The alternative solution requires the profiling tool 110 to generate the log file 510. The first solution does not require the profiling tool 110 to generate any additional data besides the profiled document 150. Instead, the first solution places the burden on the author of the source document 130 to generate the attachment 410.


In one implementation, illustrated in FIG. 6, the profiling tool 110 is part of an XML (extensible markup language) text editor 610 and the marking tool 120 is part of an XSL (extensible stylesheet language) transformation program 620. The profiled document 130 generated by the XML text editor 610 is an XML document 630. The XSL transformation program 620 converts the XML document 630 into an HTML (hypertext markup language) or PDF (portable document format) document 640 by applying a style sheet 650 to the XML document 630. The XML text editor 610 and XSL transformation program 620 can be implemented using the Enterprise E-Content Engine (E3) technology developed by Arbortext Incorporated of Ann Arbor, Mich.

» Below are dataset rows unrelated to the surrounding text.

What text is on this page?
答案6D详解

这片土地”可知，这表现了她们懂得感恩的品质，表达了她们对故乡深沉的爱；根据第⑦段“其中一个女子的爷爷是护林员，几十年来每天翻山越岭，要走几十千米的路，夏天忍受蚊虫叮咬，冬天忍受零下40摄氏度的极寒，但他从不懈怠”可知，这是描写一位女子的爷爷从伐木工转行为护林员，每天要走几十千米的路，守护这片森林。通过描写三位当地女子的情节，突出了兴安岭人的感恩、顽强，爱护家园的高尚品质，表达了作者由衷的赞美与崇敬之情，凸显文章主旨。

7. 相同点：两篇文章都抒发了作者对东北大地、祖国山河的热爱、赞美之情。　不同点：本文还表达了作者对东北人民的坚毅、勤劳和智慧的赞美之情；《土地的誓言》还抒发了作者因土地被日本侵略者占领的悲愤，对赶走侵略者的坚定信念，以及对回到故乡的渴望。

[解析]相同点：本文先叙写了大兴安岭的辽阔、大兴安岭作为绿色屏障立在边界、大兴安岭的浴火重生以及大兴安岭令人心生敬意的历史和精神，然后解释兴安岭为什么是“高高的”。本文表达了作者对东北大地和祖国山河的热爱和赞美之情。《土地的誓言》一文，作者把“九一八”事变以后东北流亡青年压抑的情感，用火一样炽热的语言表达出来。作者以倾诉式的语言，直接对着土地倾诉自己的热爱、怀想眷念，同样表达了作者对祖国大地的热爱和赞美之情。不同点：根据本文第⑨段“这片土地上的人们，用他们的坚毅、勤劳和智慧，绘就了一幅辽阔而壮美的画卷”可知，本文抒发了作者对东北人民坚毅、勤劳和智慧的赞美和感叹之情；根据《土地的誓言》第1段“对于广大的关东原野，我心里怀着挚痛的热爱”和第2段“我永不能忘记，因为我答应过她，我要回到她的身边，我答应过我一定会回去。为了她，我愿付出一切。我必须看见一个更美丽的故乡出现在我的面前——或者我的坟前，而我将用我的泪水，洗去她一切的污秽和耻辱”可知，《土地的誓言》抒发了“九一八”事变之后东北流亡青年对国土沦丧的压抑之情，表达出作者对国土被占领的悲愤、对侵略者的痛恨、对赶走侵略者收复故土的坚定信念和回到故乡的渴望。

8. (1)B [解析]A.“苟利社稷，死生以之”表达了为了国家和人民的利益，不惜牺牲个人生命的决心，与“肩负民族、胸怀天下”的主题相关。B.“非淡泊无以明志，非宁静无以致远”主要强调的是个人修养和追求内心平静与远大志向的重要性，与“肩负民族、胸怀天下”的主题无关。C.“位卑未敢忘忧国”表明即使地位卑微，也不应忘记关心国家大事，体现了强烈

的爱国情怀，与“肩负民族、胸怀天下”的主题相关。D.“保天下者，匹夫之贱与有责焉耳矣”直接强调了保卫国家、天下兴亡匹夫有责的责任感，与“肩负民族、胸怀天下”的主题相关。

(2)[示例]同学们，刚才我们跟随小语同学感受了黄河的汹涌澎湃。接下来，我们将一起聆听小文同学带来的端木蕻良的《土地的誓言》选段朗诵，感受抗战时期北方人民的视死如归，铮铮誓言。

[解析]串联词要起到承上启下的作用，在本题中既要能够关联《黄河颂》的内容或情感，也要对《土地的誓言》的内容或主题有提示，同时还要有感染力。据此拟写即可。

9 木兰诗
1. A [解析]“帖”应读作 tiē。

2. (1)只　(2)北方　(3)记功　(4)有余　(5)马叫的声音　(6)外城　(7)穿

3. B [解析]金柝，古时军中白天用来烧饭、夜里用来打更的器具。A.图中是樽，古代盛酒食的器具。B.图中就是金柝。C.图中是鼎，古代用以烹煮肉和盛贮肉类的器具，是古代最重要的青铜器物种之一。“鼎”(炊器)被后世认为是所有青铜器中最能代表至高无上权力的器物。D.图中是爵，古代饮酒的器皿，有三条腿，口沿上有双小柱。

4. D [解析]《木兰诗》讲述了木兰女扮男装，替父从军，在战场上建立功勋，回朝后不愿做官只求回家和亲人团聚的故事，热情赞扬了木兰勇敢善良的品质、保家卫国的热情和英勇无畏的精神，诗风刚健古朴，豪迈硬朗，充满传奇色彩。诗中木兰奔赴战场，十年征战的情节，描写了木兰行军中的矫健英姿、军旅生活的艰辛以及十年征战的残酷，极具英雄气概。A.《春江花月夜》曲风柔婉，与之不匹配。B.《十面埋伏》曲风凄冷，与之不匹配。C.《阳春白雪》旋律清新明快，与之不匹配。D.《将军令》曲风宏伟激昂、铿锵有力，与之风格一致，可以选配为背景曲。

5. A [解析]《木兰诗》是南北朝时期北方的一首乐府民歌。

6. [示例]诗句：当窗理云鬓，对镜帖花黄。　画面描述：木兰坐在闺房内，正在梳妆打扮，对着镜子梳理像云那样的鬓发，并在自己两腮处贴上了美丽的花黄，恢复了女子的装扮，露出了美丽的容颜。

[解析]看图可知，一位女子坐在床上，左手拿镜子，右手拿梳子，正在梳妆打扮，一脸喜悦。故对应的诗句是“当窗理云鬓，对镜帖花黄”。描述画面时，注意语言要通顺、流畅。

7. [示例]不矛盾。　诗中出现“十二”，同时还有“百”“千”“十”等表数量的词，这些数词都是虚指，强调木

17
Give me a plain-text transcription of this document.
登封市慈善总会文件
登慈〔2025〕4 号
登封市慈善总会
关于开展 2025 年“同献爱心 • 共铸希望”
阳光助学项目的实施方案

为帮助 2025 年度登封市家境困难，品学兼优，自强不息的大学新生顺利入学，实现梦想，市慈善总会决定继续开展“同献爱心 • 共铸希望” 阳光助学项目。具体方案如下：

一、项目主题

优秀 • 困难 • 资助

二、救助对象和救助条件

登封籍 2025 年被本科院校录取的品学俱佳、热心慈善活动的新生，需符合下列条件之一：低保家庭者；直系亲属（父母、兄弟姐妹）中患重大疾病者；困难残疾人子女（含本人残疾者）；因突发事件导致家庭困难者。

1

The invention has been described above in the context of determining the target readership of a document. However, one skilled in the art could apply the techniques of the invention in other contexts, as illustrated by the following description.


Consider a first mechanism that takes two inputs, a source set and selection set. A control set defines the elements that can be members of the source set and the selection set. The first mechanism outputs a results set that is generating by taking the source set and removing from the source set all members of the source set that also belong to the selection set.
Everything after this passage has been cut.